Transport fleets have a problem in reducing their overall carbon emissions and modern adapted diesel engines are ideal for heavy transport. The problem is that the DfT is blocking the approval of hydrogen internal combustion engines, or H2ICEs. The technology was adopted by the EU in April 2024 but it is blocked over here and therefore cannot get research funding, grants or support from the Government. It also will not be approved by the DfT when trying to evaluate sites or companies in getting towards net-zero targets. The fact that this British modern technology in research is not eligible for support here means, I have been told, that a leading UK company is actively considering moving to the EU and the US because it will get subsidies and government support over there, and that saddens me.

Another part of the solution would be to generate the hydrogen near the depots. You would have wind farms and solar, say, next door to the depot, hydrolyse the hydrogen directly, and then it can be used there locally. Again, that takes the pressure off trying to centralise all these systems. Another area I heard about that is apparently not getting any government support is carbon-negative ways of generating hydrogen locally. They should be supporting innovative stuff such as that. As mentioned by several noble Lords, small modular reactors would also take local pressure off the grid. That would be very sensible. Many of these ideas are quick and affordable and it saddens me when I hear that the British Government have apparently given £188 million to Tesla over the last eight years.

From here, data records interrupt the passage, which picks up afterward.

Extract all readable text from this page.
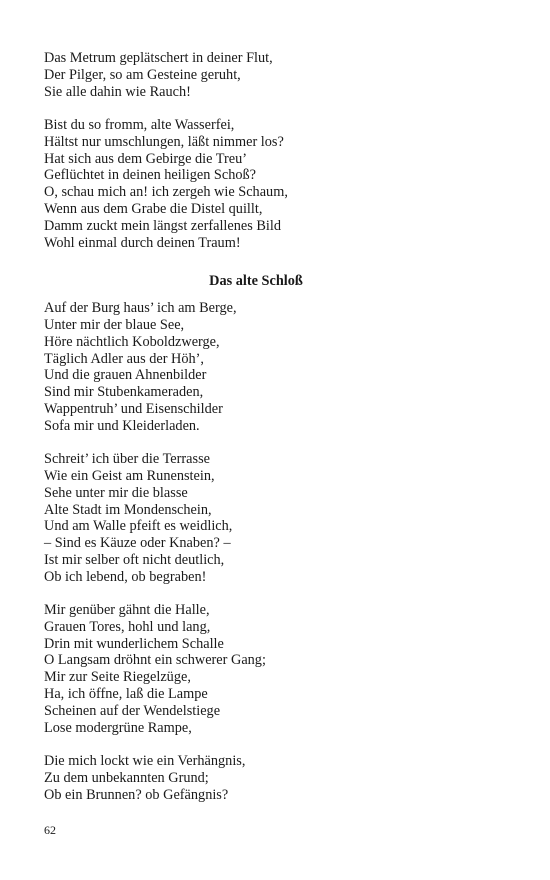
Das Metrum geplätschert in deiner Flut,
Der Pilger, so am Gesteine geruht,
Sie alle dahin wie Rauch!
Bist du so fromm, alte Wasserfei,
Hältst nur umschlungen, läßt nimmer los?
Hat sich aus dem Gebirge die Treu’
Geflüchtet in deinen heiligen Schoß?
O, schau mich an! ich zergeh wie Schaum,
Wenn aus dem Grabe die Distel quillt,
Damm zuckt mein längst zerfallenes Bild
Wohl einmal durch deinen Traum!
Das alte Schloß
Auf der Burg haus’ ich am Berge,
Unter mir der blaue See,
Höre nächtlich Koboldzwerge,
Täglich Adler aus der Höh’,
Und die grauen Ahnenbilder
Sind mir Stubenkameraden,
Wappentruh’ und Eisenschilder
Sofa mir und Kleiderladen.
Schreit’ ich über die Terrasse
Wie ein Geist am Runenstein,
Sehe unter mir die blasse
Alte Stadt im Mondenschein,
Und am Walle pfeift es weidlich,
– Sind es Käuze oder Knaben? –
Ist mir selber oft nicht deutlich,
Ob ich lebend, ob begraben!
Mir genüber gähnt die Halle,
Grauen Tores, hohl und lang,
Drin mit wunderlichem Schalle
O Langsam dröhnt ein schwerer Gang;
Mir zur Seite Riegelzüge,
Ha, ich öffne, laß die Lampe
Scheinen auf der Wendelstiege
Lose modergrüne Rampe,
Die mich lockt wie ein Verhängnis,
Zu dem unbekannten Grund;
Ob ein Brunnen? ob Gefängnis?
62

We could have been supporting innovation in the UK instead—that would be far more productive.

Another point that I was thinking of making, but I did not know whether I would have the time and I do not know whether my science is faulty, is that hydrogen has a much lower energy density than the hydrocarbon in natural gas. Therefore, you cannot just shove hydrogen down the gas system into houses for heating and all the things that system is used for at the moment because you will not get the same heat out at the other end from the same volume of gas. I do not know quite what is happening on that; I think there is a lot of research, and people talk about adapting boilers and all sorts of other wonderfully expensive ways of trying to get round the problem. Sometimes everyone thinks that there is a magic word that will solve all the problems, but very often that is not true. However, we need to get on with it. That is the most vital thing in this report.